What markers will the COVID-19 crisis leave on society?
As with Sept. 11 and the financial crisis of 2008, behavioral experts believe COVID-19 will leave a psychological or emotional marker. And those markers will predict how we will act for weeks, years, decades, or in some cases, the rest of our lives.
My dad, now 92 years old, still displays instincts rooted in him during the Great Depression. No matter how successful he may be at any point in his life, he remains cautious with money and fiercely debt averse, and he tends to hold onto random items he might need one day.
Having lived with nothing and knowing first-hand the feeling of uncertainty of what tomorrow holds – the most significant shared event in his lifetime – formed how his mind processes his decisions to this day.
My dad once bought a belt, absent a buckle, for $4.
Holding the brown strip up to him, I asked him why he would spend money on something he could not use.
“It is a quality piece of material,” he said. “I’m sure I have an old buckle on a worn-out belt around here I can figure out how to put on it.”
His delivery was as flat as if he was explaining to me which horizon the sun would rise on the next morning.
Decades of comfort will never change my dad’s mindset of what the raw feeling of having nothing is.
So with COVID-19 impacting our society, what markers will become imbedded into our collective and individual psyches going forward?
To this day, Sept. 11 always revisits our minds when we board a plane or see an unattended bag beneath a bench.
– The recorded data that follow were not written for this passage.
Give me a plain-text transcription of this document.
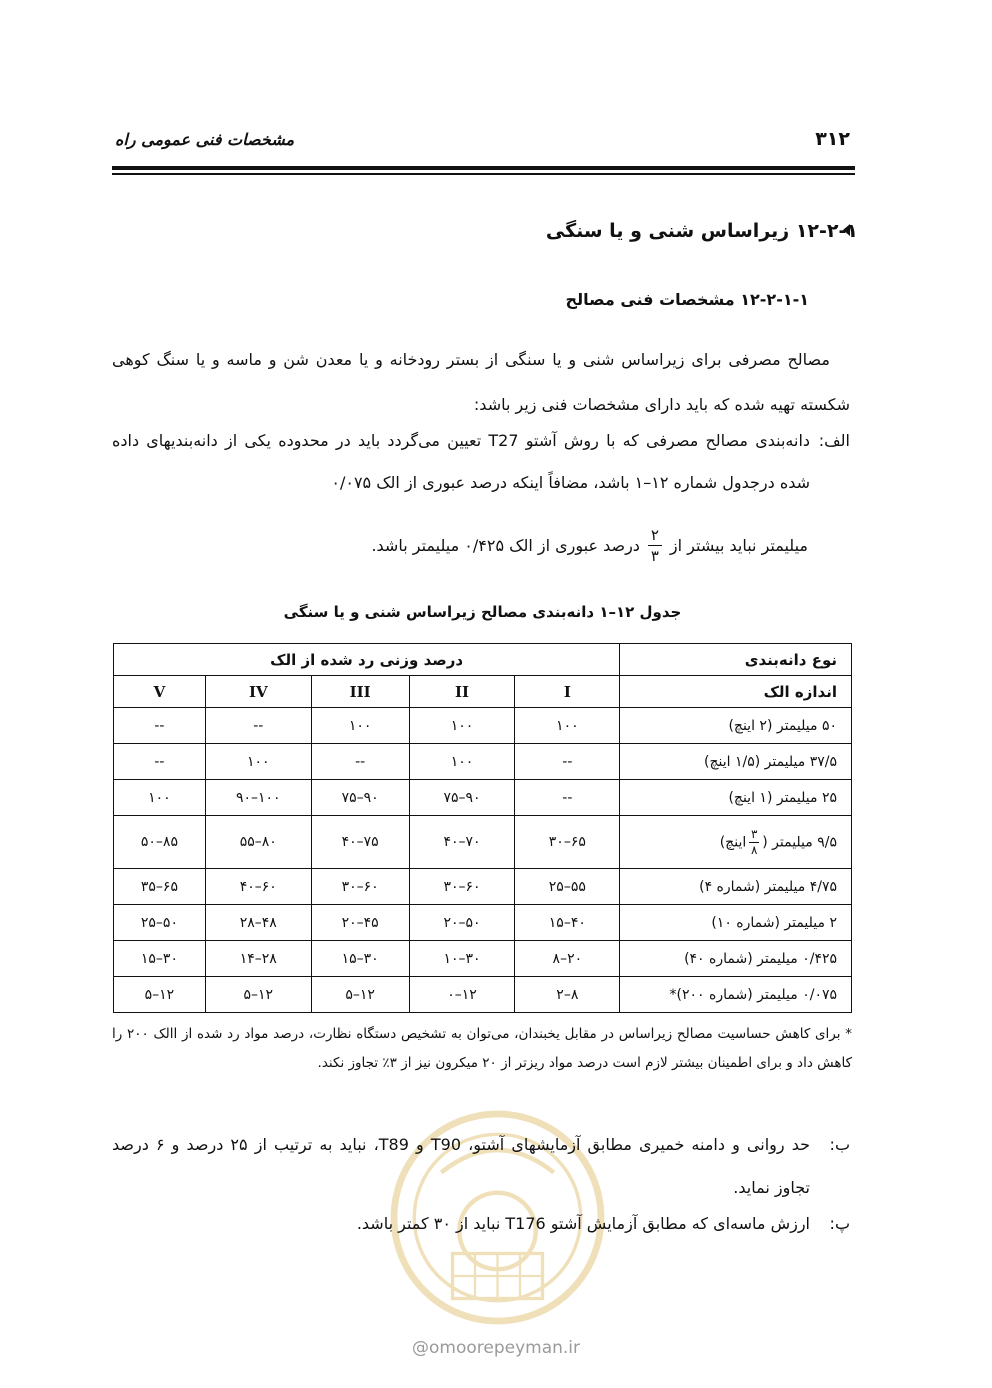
مشخصات فنی عمومی راه	۳۱۲
۱۲-۲-۱ زیراساس شنی و یا سنگی
۱۲-۲-۱-۱ مشخصات فنی مصالح
مصالح مصرفی برای زیراساس شنی و یا سنگی از بستر رودخانه و یا معدن شن و ماسه و یا سنگ کوهی شکسته تهیه شده که باید دارای مشخصات فنی زیر باشد:
الف:
دانه‌بندی مصالح مصرفی که با روش آشتو T27 تعیین می‌گردد باید در محدوده یکی از دانه‌بندیهای داده شده درجدول شماره ۱۲–۱ باشد، مضافاً اینکه درصد عبوری از الک ۰/۰۷۵
میلیمتر نباید بیشتر از
$\frac{۲}{۳}$
درصد عبوری از الک ۰/۴۲۵ میلیمتر باشد.
جدول ۱۲–۱ دانه‌بندی مصالح زیراساس شنی و یا سنگی
درصد وزنی رد شده از الک					نوع دانه‌بندی
V	IV	III	II	I	اندازه الک
--	--	۱۰۰	۱۰۰	۱۰۰	۵۰ میلیمتر (۲ اینچ)
--	۱۰۰	--	۱۰۰	--	۳۷/۵ میلیمتر (۱/۵ اینچ)
۱۰۰	۹۰–۱۰۰	۷۵–۹۰	۷۵–۹۰	--	۲۵ میلیمتر (۱ اینچ)
۵۰–۸۵	۵۵–۸۰	۴۰–۷۵	۴۰–۷۰	۳۰–۶۵	۹/۵ میلیمتر (
$\frac{۳}{۸}$
اینچ)
۳۵–۶۵	۴۰–۶۰	۳۰–۶۰	۳۰–۶۰	۲۵–۵۵	۴/۷۵ میلیمتر (شماره ۴)
۲۵–۵۰	۲۸–۴۸	۲۰–۴۵	۲۰–۵۰	۱۵–۴۰	۲ میلیمتر (شماره ۱۰)
۱۵–۳۰	۱۴–۲۸	۱۵–۳۰	۱۰–۳۰	۸–۲۰	۰/۴۲۵ میلیمتر (شماره ۴۰)
۵–۱۲	۵–۱۲	۵–۱۲	۰–۱۲	۲–۸	۰/۰۷۵ میلیمتر (شماره ۲۰۰)*
* برای کاهش حساسیت مصالح زیراساس در مقابل یخبندان، می‌توان به تشخیص دستگاه نظارت، درصد مواد رد شده از االک ۲۰۰ را کاهش داد و برای اطمینان بیشتر لازم است درصد مواد ریزتر از ۲۰ میکرون نیز از ۳٪ تجاوز نکند.
ب:
حد روانی و دامنه خمیری مطابق آزمایشهای آشتو، T90 و T89، نباید به ترتیب از ۲۵ درصد و ۶ درصد تجاوز نماید.
پ:
ارزش ماسه‌ای که مطابق آزمایش آشتو T176 نباید از ۳۰ کمتر باشد.
@omoorepeyman.ir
And following the financial crisis of 2008, over-the-top displays of wealth were no longer viewed with admiration, but rather as insensitive and out of touch.
So what will COVID-19 leave behind — or more accurately — what will it leave to accompany us into the future?
Experts say it takes two weeks of behavior to form hold in our minds. So what will our new patterns of social distancing, working remotely or learning to not run to the store every day do to us? Will we ever feel the same about shaking hands with a stranger or offering a hug to someone in pain we barely know? Will we ever feel comfortable sitting in a seat next to a stranger at the movie theater or in the tightly clustered seats of an airplane?
Some emotional markers will fade. Others, like my dad’s childhood, remain close to the surface, hiding around the corner whenever he makes a decision. The question is, which ones will we take forward and for how long?
There are a few changes I hope people take away from this COVID-19 crisis. I see more people outside walking and more children playing in yards. I also see people checking in on family and friends. And if anything, we are learning to slow down a bit and be less obsessed with consumption and self-aggrandizing behavior on social media.
But as for me buying belts without buckles, I’ll keep you posted.